Он посмотрел наверх, словно перед ним была дорога в рай.

— Приз будет в наших руках, вот увидите! — продолжал он. — Холты не сдаются и вечно будут править миром!

Он с силой загнал топорик в скалу.

— А теперь, пойдите, посмейтесь над нами, — напоследок сказал он. — Хорошо смеется тот, кто смеется последним.

«Ему все известно, — соображала Эми. — Ему известно, что это последний этап, последний шанс, которого… У нас больше нет».

— Подумаешь! — крикнул Дэн, глядя, как пятеро Холтов начали подъем. — Что с того, что вы лучше нас умеете лазать по горам? Вы думаете, что приз сидит там наверху и ждет, пока вы его не заберете? Там дверь с кодовым замком, ясно вам? Спорю, это еще один математический ребус! Спорю, вам придется лезть обратно и умолять меня помочь!

Но его никто не слушал.

* * *

«Это самый важный день в моей жизни», — думал Эйзенхауэр Холт.

Он болтался в воздухе на высоте в несколько тысяч футов над землей, подставляя лицо свежему морскому ветру. Рядом была вся его семья — жена и дети. Адреналин, восхождение и дружная семья — что еще нужно для счастья? По большому счету ничего. Достаточно одной такой прогулки — и день, считай, удался!

Но это была не простая прогулка. Это была лучшая прогулка в его жизни! Вчера они пережили ужасный день, но зато узнали много полезного и получили ценные сведения. А там, наверху, его ждет окончательная победа. Они получат невиданный в истории человечества приз. Такого еще земля не знала.

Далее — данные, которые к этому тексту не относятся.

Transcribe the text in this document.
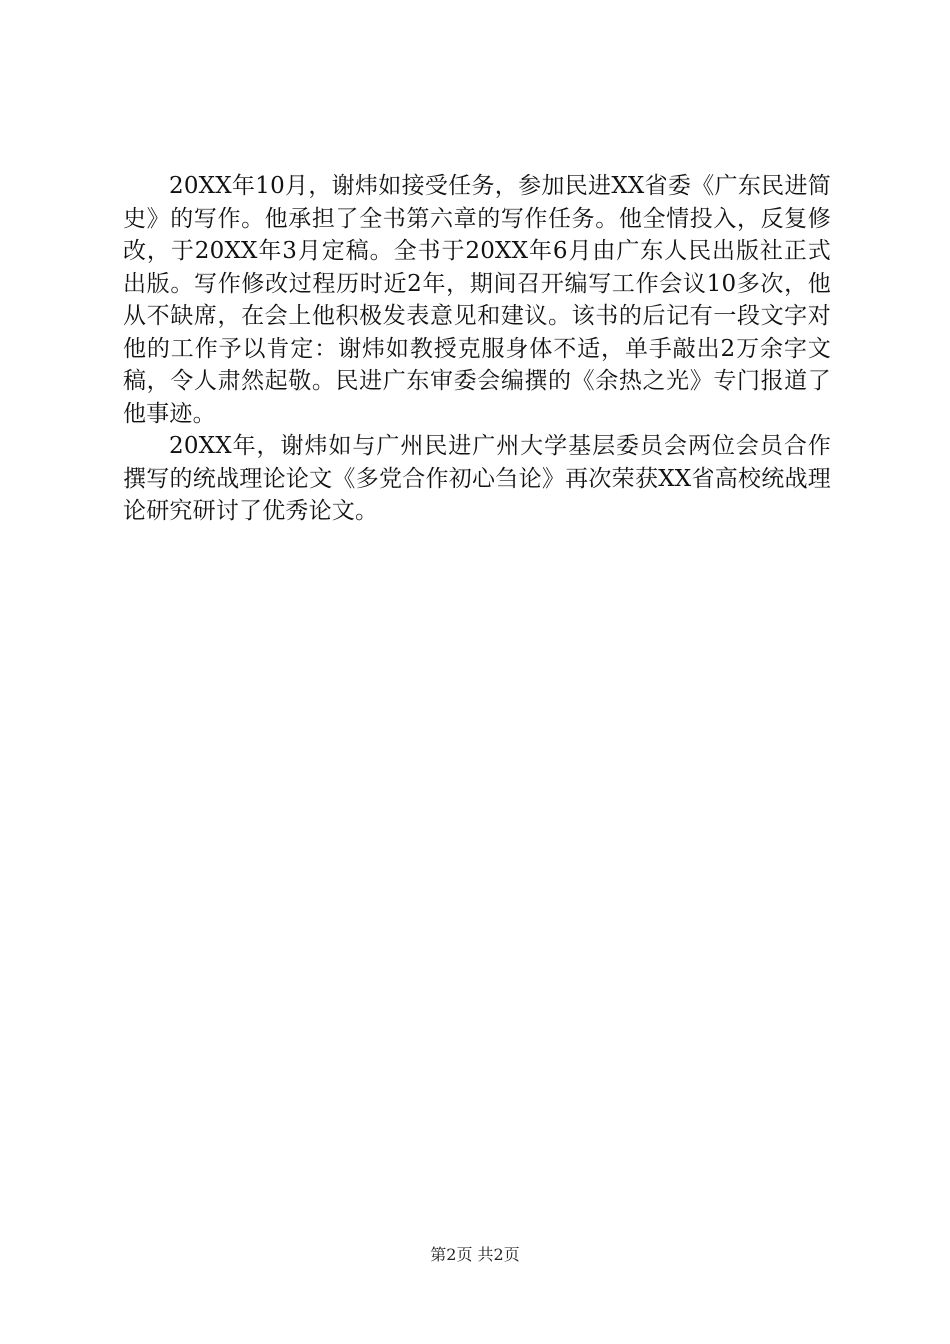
20XX年10月，谢炜如接受任务，参加民进XX省委《广东民进简史》的写作。他承担了全书第六章的写作任务。他全情投入，反复修改，于20XX年3月定稿。全书于20XX年6月由广东人民出版社正式出版。写作修改过程历时近2年，期间召开编写工作会议10多次，他从不缺席，在会上他积极发表意见和建议。该书的后记有一段文字对他的工作予以肯定：谢炜如教授克服身体不适，单手敲出2万余字文稿，令人肃然起敬。民进广东审委会编撰的《余热之光》专门报道了他事迹。

20XX年，谢炜如与广州民进广州大学基层委员会两位会员合作撰写的统战理论论文《多党合作初心刍论》再次荣获XX省高校统战理论研究研讨了优秀论文。

第2页 共2页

Честно говоря, он так и не понял, что именно это за приз. Но он предполагал, что это что-то ни с чем не сравнимое и важное. Этот приз перевесит все его прежние неудачи — и когда его выгнали из военной академии в Вест-Пойнте, и когда его выгнали с работы, где он служил охранником и случайно выстрелил в самого себя из электрошокового пистолета. А главное, теперь никто не посмеет над ним смеяться — ни Томасы, ни другие кланы.

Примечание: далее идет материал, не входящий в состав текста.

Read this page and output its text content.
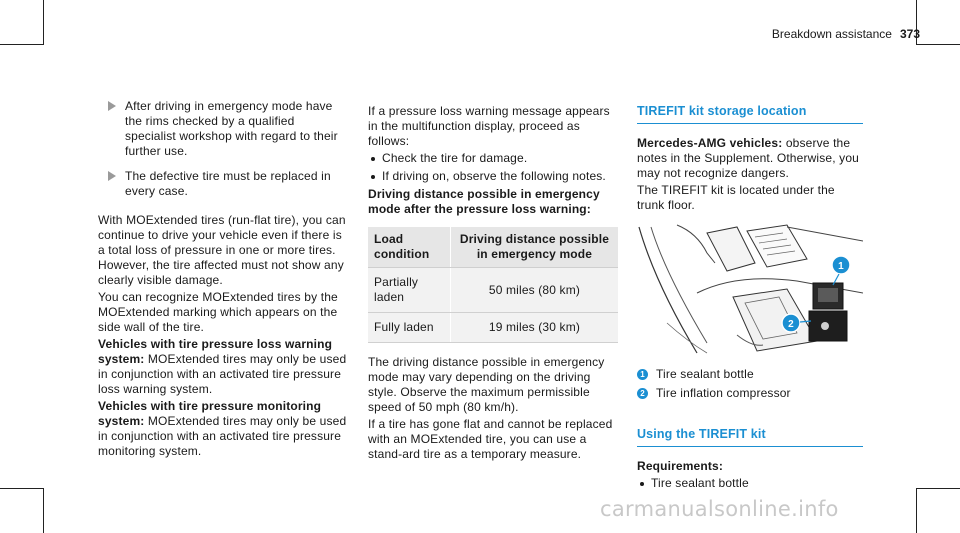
Breakdown assistance 373
After driving in emergency mode have the rims checked by a qualified specialist workshop with regard to their further use.
The defective tire must be replaced in every case.

With MOExtended tires (run-flat tire), you can continue to drive your vehicle even if there is a total loss of pressure in one or more tires. However, the tire affected must not show any clearly visible damage.

You can recognize MOExtended tires by the MOExtended marking which appears on the side wall of the tire.

Vehicles with tire pressure loss warning system: MOExtended tires may only be used in conjunction with an activated tire pressure loss warning system.

Vehicles with tire pressure monitoring system: MOExtended tires may only be used in conjunction with an activated tire pressure monitoring system.

If a pressure loss warning message appears in the multifunction display, proceed as follows:

Check the tire for damage.
If driving on, observe the following notes.

Driving distance possible in emergency mode after the pressure loss warning:

Load condition	Driving distance possible in emergency mode
Partially laden	50 miles (80 km)
Fully laden	19 miles (30 km)

The driving distance possible in emergency mode may vary depending on the driving style. Observe the maximum permissible speed of 50 mph (80 km/h).

If a tire has gone flat and cannot be replaced with an MOExtended tire, you can use a stand-ard tire as a temporary measure.

TIREFIT kit storage location

Mercedes-AMG vehicles: observe the notes in the Supplement. Otherwise, you may not recognize dangers.

The TIREFIT kit is located under the trunk floor.

1
2
1 Tire sealant bottle
2 Tire inflation compressor
Using the TIREFIT kit

Requirements:

Tire sealant bottle
carmanualsonline.info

И прав был величайший тренер по футболу Винс Ломбарди: «Дело не в том, что ты упал — дело в том, что ты встал». И почему в этой гонке нет ни одной загадки про Винса Ломбарди? Жаль, а ведь он, Эйзенхауэр, мог бы процитировать все его знаменитые изречения наизусть. «Победа — это не все; победа — это самое главное», «Говорят, победа — это не все, но зачем тогда счет?» и…

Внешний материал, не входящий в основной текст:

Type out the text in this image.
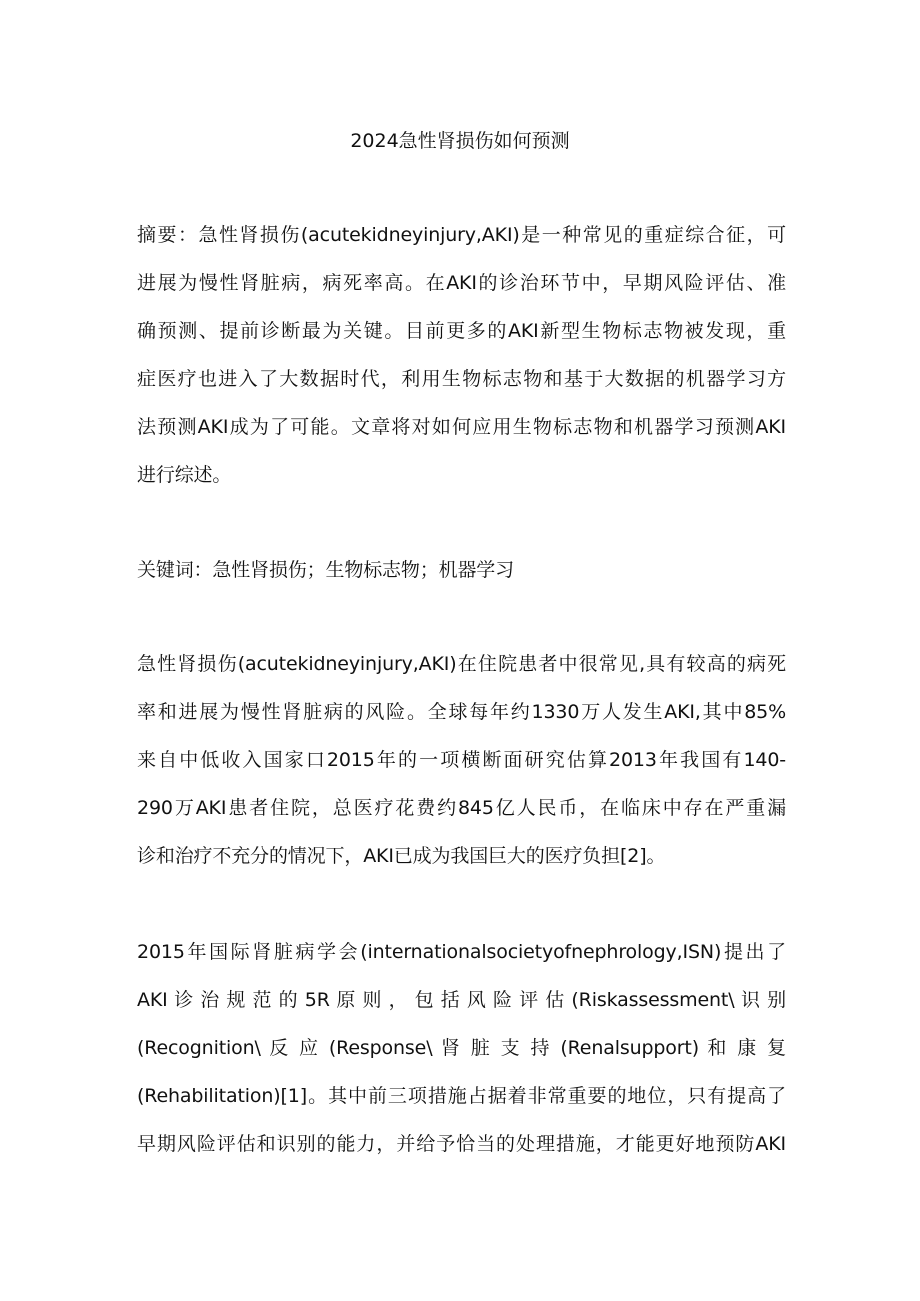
2024急性肾损伤如何预测
摘要：急性肾损伤(acutekidneyinjury,AKI)是一种常见的重症综合征，可
进展为慢性肾脏病，病死率高。在AKI的诊治环节中，早期风险评估、准
确预测、提前诊断最为关键。目前更多的AKI新型生物标志物被发现，重
症医疗也进入了大数据时代，利用生物标志物和基于大数据的机器学习方
法预测AKI成为了可能。文章将对如何应用生物标志物和机器学习预测AKI
进行综述。
关键词：急性肾损伤；生物标志物；机器学习
急性肾损伤(acutekidneyinjury,AKI)在住院患者中很常见,具有较高的病死
率和进展为慢性肾脏病的风险。全球每年约1330万人发生AKI,其中85%
来自中低收入国家口2015年的一项横断面研究估算2013年我国有140-
290万AKI患者住院，总医疗花费约845亿人民币，在临床中存在严重漏
诊和治疗不充分的情况下，AKI已成为我国巨大的医疗负担[2]。
2015年国际肾脏病学会(internationalsocietyofnephrology,ISN)提出了
AKI 诊 治 规 范 的 5R 原 则 ， 包 括 风 险 评 估 (Riskassessment\ 识 别
(Recognition\ 反 应 (Response\ 肾 脏 支 持 (Renalsupport) 和 康 复
(Rehabilitation)[1]。其中前三项措施占据着非常重要的地位，只有提高了
早期风险评估和识别的能力，并给予恰当的处理措施，才能更好地预防AKI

— Пап, — тихо позвал его Гамильтон, — у нас гости.

Эйзенхауэр уперся ногой в едва заметный выступ в скале и повернулся к морю. От неожиданности он чуть не выпустил трос: рядом с прибрежной полосой показалась яхта, и к берегу причалил сам Йона Уизард. Над морем летел маленький спортивный самолет. Из него выпрыгнули и раскрыли парашюты Иан и Натали Кабра. А из моря вынырнул какой-то странный объект, видимо, субмарина. Она подплыла к берегу, и из люка высунулась голова Алистера Оу.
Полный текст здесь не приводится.